Input vs output token distribution matters enormously. The “total” column in the table above assumes equal input and output tokens (500K input + 500K output per 1M total). But real workloads vary widely. A summarization pipeline might be 80% input, 20% output — heavily input-weighted. A creative writing assistant might be 30% input, 70% output — heavily output-weighted. Because output tokens cost 3–5× more, an output-heavy workload changes the ranking significantly.

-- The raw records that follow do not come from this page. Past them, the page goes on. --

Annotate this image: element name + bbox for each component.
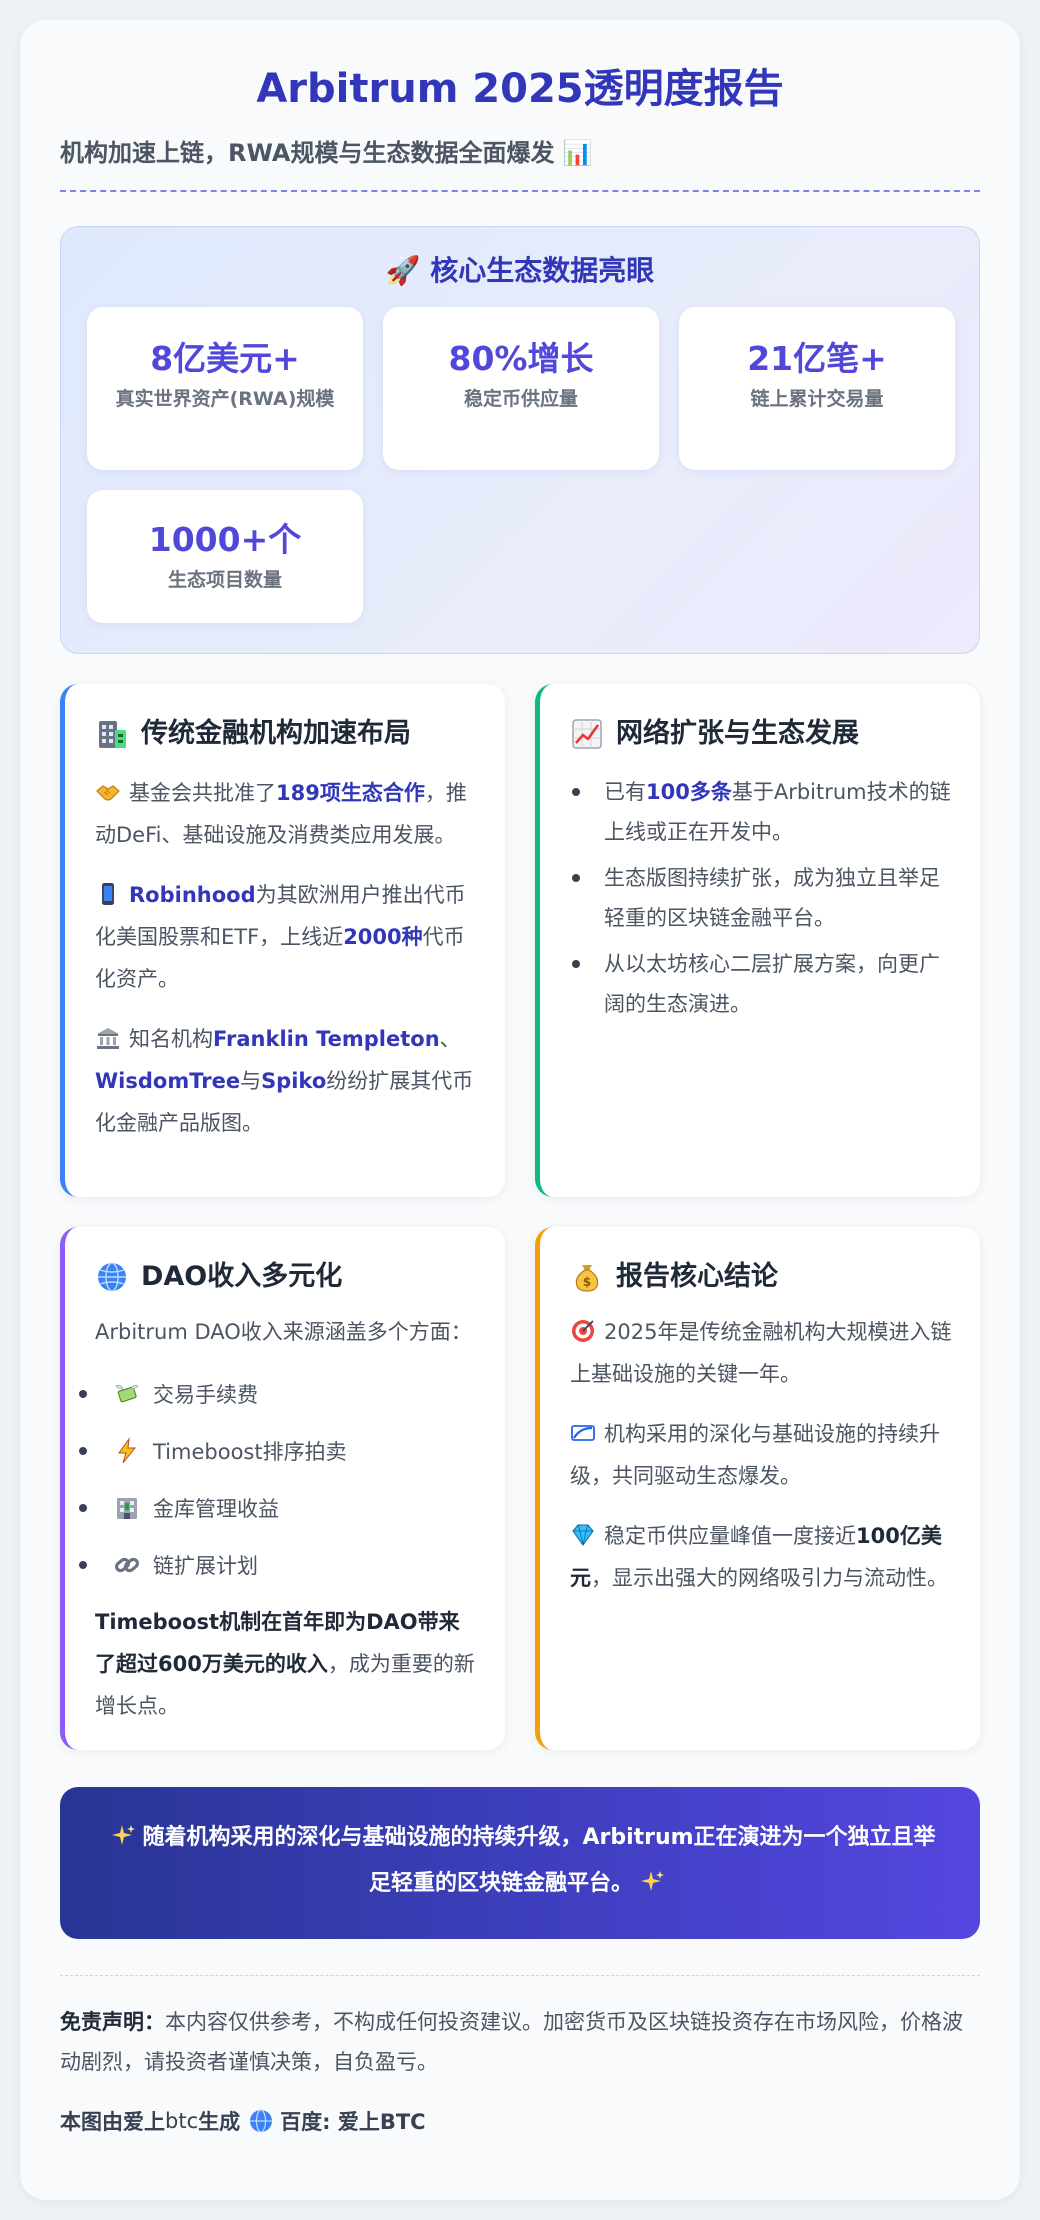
stat-value: 21亿笔+ [747, 339, 887, 378]
stat-value: 1000+个 [148, 520, 302, 559]
list-item: 从以太坊核心二层扩展方案，向更广阔的生态演进。 [572, 944, 952, 1024]
page-subtitle: 机构加速上链，RWA规模与生态数据全面爆发 📊 [60, 139, 593, 167]
sparkles-icon [641, 1871, 664, 1891]
stat-label: 生态项目数量 [167, 569, 282, 591]
dao-card-title: DAO收入多元化 [95, 1257, 477, 1297]
conclusion-paragraph-2: 机构采用的深化与基础设施的持续升级，共同驱动生态爆发。 [570, 1422, 940, 1488]
conclusion-card-title: $ 报告核心结论 [570, 1257, 952, 1297]
expansion-card: 网络扩张与生态发展 已有100多条基于Arbitrum技术的链上线或正在开发中。… [535, 684, 980, 1197]
handshake-icon [96, 785, 120, 801]
conclusion-card: $ 报告核心结论 2025年是传统金融机构大规模进入链上基础设施的关键一年。 机… [535, 1227, 980, 1750]
asset-managers-paragraph: 知名机构Franklin Templeton、WisdomTree与Spiko纷… [95, 1027, 474, 1135]
stat-value: 80%增长 [448, 339, 594, 378]
list-item: 金库管理收益 [79, 1479, 477, 1536]
partnership-paragraph: 基金会共批准了189项生态合作，推动DeFi、基础设施及消费类应用发展。 [95, 781, 467, 847]
money-bag-icon: $ [575, 1265, 599, 1292]
list-item: Timeboost排序拍卖 [79, 1422, 477, 1479]
chart-increasing-icon [572, 719, 602, 749]
footer-divider [60, 1975, 980, 1976]
chain-link-icon [114, 1557, 140, 1572]
stat-value: 8亿美元+ [150, 339, 300, 378]
dao-revenue-list: 交易手续费 Timeboost排序拍卖 金库管理收益 链扩展计划 [79, 1365, 477, 1593]
highlight-partnerships: 189项生态合作 [276, 781, 425, 805]
robinhood-paragraph: Robinhood为其欧洲用户推出代币化美国股票和ETF，上线近2000种代币化… [95, 883, 466, 991]
institutions-title-text: 传统金融机构加速布局 [141, 718, 411, 749]
stat-card-projects: 1000+个 生态项目数量 [87, 490, 363, 623]
institutions-card: 传统金融机构加速布局 基金会共批准了189项生态合作，推动DeFi、基础设施及消… [60, 684, 505, 1197]
classical-building-icon [97, 1028, 119, 1049]
stat-label: 真实世界资产(RWA)规模 [115, 388, 335, 410]
dao-summary: Timeboost机制在首年即为DAO带来了超过600万美元的收入，成为重要的新… [95, 1610, 475, 1718]
credit-line: 本图由爱上 btc 生成 百度: 爱上BTC [60, 2109, 426, 2134]
highlight-100-chains: 100多条 [646, 780, 732, 804]
dao-title-text: DAO收入多元化 [141, 1261, 343, 1292]
rising-trend-icon [571, 1425, 595, 1441]
list-item: 生态版图持续扩张，成为独立且举足轻重的区块链金融平台。 [572, 858, 952, 938]
list-item: 已有100多条基于Arbitrum技术的链上线或正在开发中。 [572, 772, 952, 852]
highlight-wisdomtree: WisdomTree [95, 1069, 241, 1093]
svg-text:$: $ [583, 1275, 591, 1289]
stat-card-rwa: 8亿美元+ 真实世界资产(RWA)规模 [87, 307, 363, 470]
stat-label: 链上累计交易量 [750, 388, 884, 410]
highlight-franklin: Franklin Templeton [213, 1027, 440, 1051]
mobile-phone-icon [102, 883, 114, 905]
conclusion-paragraph-3: 稳定币供应量峰值一度接近100亿美元，显示出强大的网络吸引力与流动性。 [570, 1524, 948, 1590]
dao-revenue-card: DAO收入多元化 Arbitrum DAO收入来源涵盖多个方面： 交易手续费 T… [60, 1227, 505, 1750]
summary-banner: 随着机构采用的深化与基础设施的持续升级，Arbitrum正在演进为一个独立且举足… [60, 1787, 980, 1939]
highlight-spiko: Spiko [261, 1069, 327, 1093]
target-icon [572, 1320, 594, 1342]
lightning-icon [118, 1436, 137, 1463]
sparkles-icon [112, 1825, 136, 1845]
expansion-card-title: 网络扩张与生态发展 [570, 714, 952, 754]
cards-row-2: DAO收入多元化 Arbitrum DAO收入来源涵盖多个方面： 交易手续费 T… [60, 1227, 980, 1750]
core-data-panel: 🚀 核心生态数据亮眼 8亿美元+ 真实世界资产(RWA)规模 80%增长 稳定币… [60, 226, 980, 654]
stat-label: 稳定币供应量 [463, 388, 578, 410]
globe-icon [98, 1262, 126, 1292]
report-page: Arbitrum 2025透明度报告 机构加速上链，RWA规模与生态数据全面爆发… [20, 20, 1020, 2200]
highlight-robinhood: Robinhood [129, 883, 256, 907]
expansion-list: 已有100多条基于Arbitrum技术的链上线或正在开发中。 生态版图持续扩张，… [570, 772, 952, 1024]
list-item: 交易手续费 [79, 1365, 477, 1422]
bank-building-icon [117, 1497, 137, 1519]
globe-icon [250, 2109, 273, 2133]
stat-card-stablecoin: 80%增长 稳定币供应量 [383, 307, 659, 470]
banner-text: 随着机构采用的深化与基础设施的持续升级，Arbitrum正在演进为一个独立且举足… [142, 1825, 936, 1896]
stats-grid: 8亿美元+ 真实世界资产(RWA)规模 80%增长 稳定币供应量 21亿笔+ 链… [87, 307, 955, 623]
office-building-icon [99, 721, 126, 748]
disclaimer: 免责声明：本内容仅供参考，不构成任何投资建议。加密货币及区块链投资存在市场风险，… [60, 2010, 963, 2074]
conclusion-title-text: 报告核心结论 [616, 1261, 778, 1292]
list-item: 链扩展计划 [79, 1536, 477, 1593]
cards-row-1: 传统金融机构加速布局 基金会共批准了189项生态合作，推动DeFi、基础设施及消… [60, 684, 980, 1197]
money-with-wings-icon [115, 1384, 139, 1402]
dao-intro: Arbitrum DAO收入来源涵盖多个方面： [95, 1320, 472, 1344]
core-data-title: 🚀 核心生态数据亮眼 [385, 254, 655, 287]
page-title: Arbitrum 2025透明度报告 [256, 66, 784, 112]
gem-stone-icon [572, 1524, 594, 1546]
conclusion-paragraph-1: 2025年是传统金融机构大规模进入链上基础设施的关键一年。 [570, 1320, 952, 1386]
dashed-divider [60, 190, 980, 192]
stat-card-transactions: 21亿笔+ 链上累计交易量 [679, 307, 955, 470]
institutions-card-title: 传统金融机构加速布局 [95, 714, 477, 754]
highlight-2000: 2000种 [343, 925, 423, 949]
expansion-title-text: 网络扩张与生态发展 [616, 718, 859, 749]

DeepSeek V3 at $0.27/M output may beat Gemini Flash at $0.30/M output for such cases.

Scaling to enterprise volume. At 1 billion tokens per month — reachable by a mid-size product with thousands of daily users — the cheapest models become capable of processing an enormous amount of work for under $500/month. At this volume, the most expensive frontier models would cost $15,000–$60,000/month for the same workload. Enterprise-scale AI products almost always implement model routing: using cheap small models for routine tasks and expensive frontier models only for the hardest edge cases. The economics demand it.

Prompt caching impact at 1M token scale. For every 1 million tokens processed, if 70% is repeated context (a common ratio in RAG pipelines and agent systems with static tool definitions), the cached portion costs 50–90% less. On Claude Sonnet 4.6, processing 1M tokens with 70% cache hit rate costs $0.90 (700K cached at $0.30/M + 300K standard at $3.00/M), versus $3.00 for 1M tokens uncached. That is a 70% cost reduction achieved purely through caching, without changing models.